İstanbul'un diriltici bir soluğa, hayat bahşedici bir ses'e ihtiyacı var: İsrafil'in kalk borusu gibi diriltici, silkeleyici, ruh üfleyici, derinlerden, ta derinlerden, ötelerden, ötelerin ötesinden gelecek, yeniden diriliş muştusunu getirecek ve İstanbul'u yeniden kendine getirerek ayağa kaldıracak gür bir sese.

ÇİLESİNİ DOLDURUYOR İSTANBUL

İstanbul yeniden gelecek, yeniden dirilecek.
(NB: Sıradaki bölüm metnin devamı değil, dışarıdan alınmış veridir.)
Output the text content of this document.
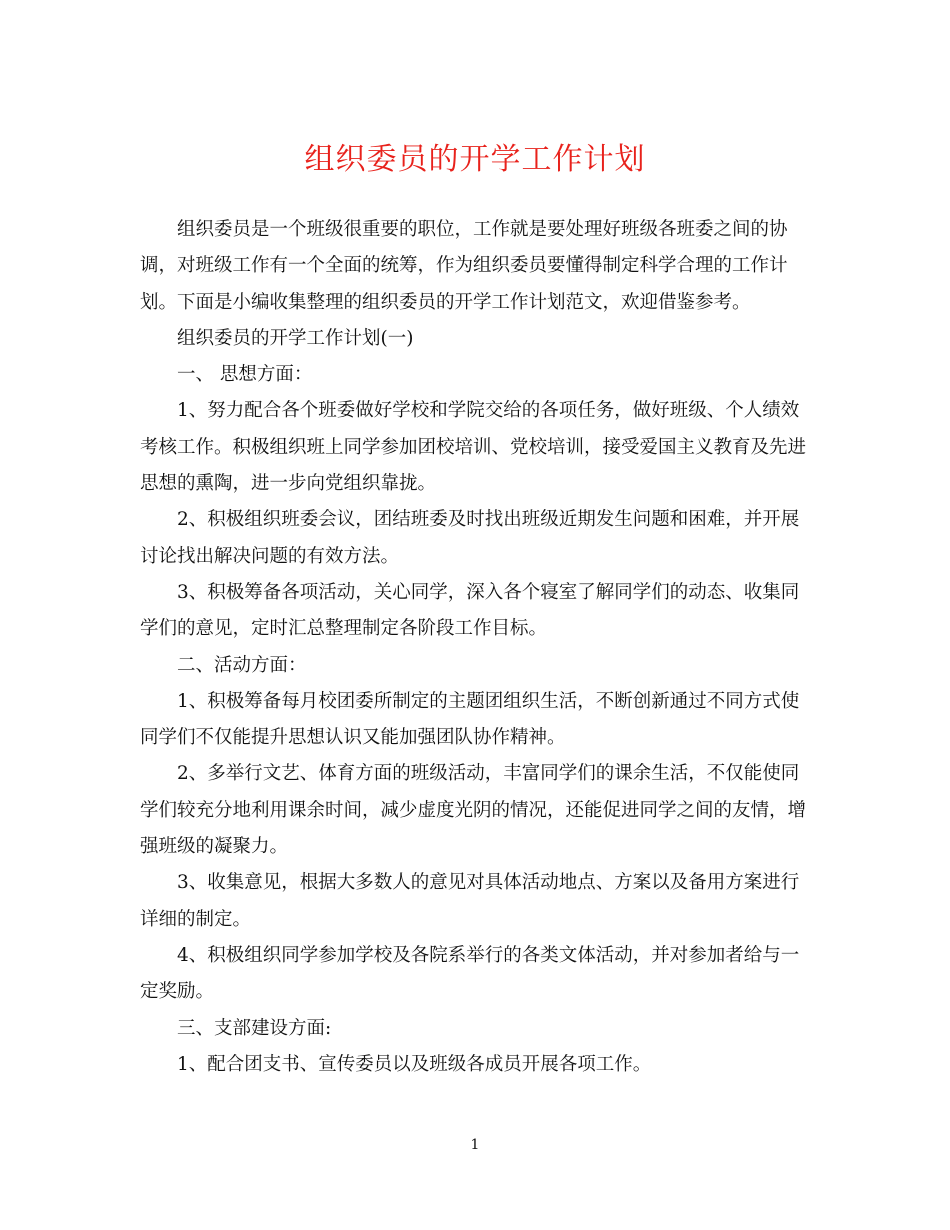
组织委员的开学工作计划

组织委员是一个班级很重要的职位，工作就是要处理好班级各班委之间的协
调，对班级工作有一个全面的统筹，作为组织委员要懂得制定科学合理的工作计
划。下面是小编收集整理的组织委员的开学工作计划范文，欢迎借鉴参考。

组织委员的开学工作计划(一)

一、 思想方面：

1、努力配合各个班委做好学校和学院交给的各项任务，做好班级、个人绩效
考核工作。积极组织班上同学参加团校培训、党校培训，接受爱国主义教育及先进
思想的熏陶，进一步向党组织靠拢。

2、积极组织班委会议，团结班委及时找出班级近期发生问题和困难，并开展
讨论找出解决问题的有效方法。

3、积极筹备各项活动，关心同学，深入各个寝室了解同学们的动态、收集同
学们的意见，定时汇总整理制定各阶段工作目标。

二、活动方面：

1、积极筹备每月校团委所制定的主题团组织生活，不断创新通过不同方式使
同学们不仅能提升思想认识又能加强团队协作精神。

2、多举行文艺、体育方面的班级活动，丰富同学们的课余生活，不仅能使同
学们较充分地利用课余时间，减少虚度光阴的情况，还能促进同学之间的友情，增
强班级的凝聚力。

3、收集意见，根据大多数人的意见对具体活动地点、方案以及备用方案进行
详细的制定。

4、积极组织同学参加学校及各院系举行的各类文体活动，并对参加者给与一
定奖励。

三、支部建设方面:

1、配合团支书、宣传委员以及班级各成员开展各项工作。

1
Bir gün Eyüp çilesi çeken Ayasofya çilesini dolduracak.

Süleymaniye, uzun süren derviş zikrini tamamlayacak.

Sultanahmet, Ayasofya'nın çilesine daha fazla dayanamayacak, Süleymaniye'nin zikriyle vecde gelerek hakikat şarkısının şiirini besteleyecek.

Rabbimiz, Ayasofya'nın çilesine ve Süleymaniye'nin zikrine elbet bir gün karşılık verecek ve Sultanahmet'in hüznü bayram şölenine dönüşecek.

Ayasofya ayakta olduğu sürece, Süleymaniye Ayasofya'ya baktığı sürece, Sultanahmet'in gül çeşmesi bir gün gürül gürül akacak ve hepimizi yeniden hakikat suyuyla sulayacak.

Şu ân İstanbul, zifiri karanlıkta çilesini dolduruyor: Karanlık bitecek, sabah olacak ve güneş yeniden İstanbul'un ufkundan doğacak.

O günü görüyor gibiyim: Çünkü İstanbul'un rüyasını görüyorum: Kalbi Mekke atan, ruhu Medine şarkısı çalan İstanbul'un rüyasını kalbime gömdüm; kalbimde büyütüyorum.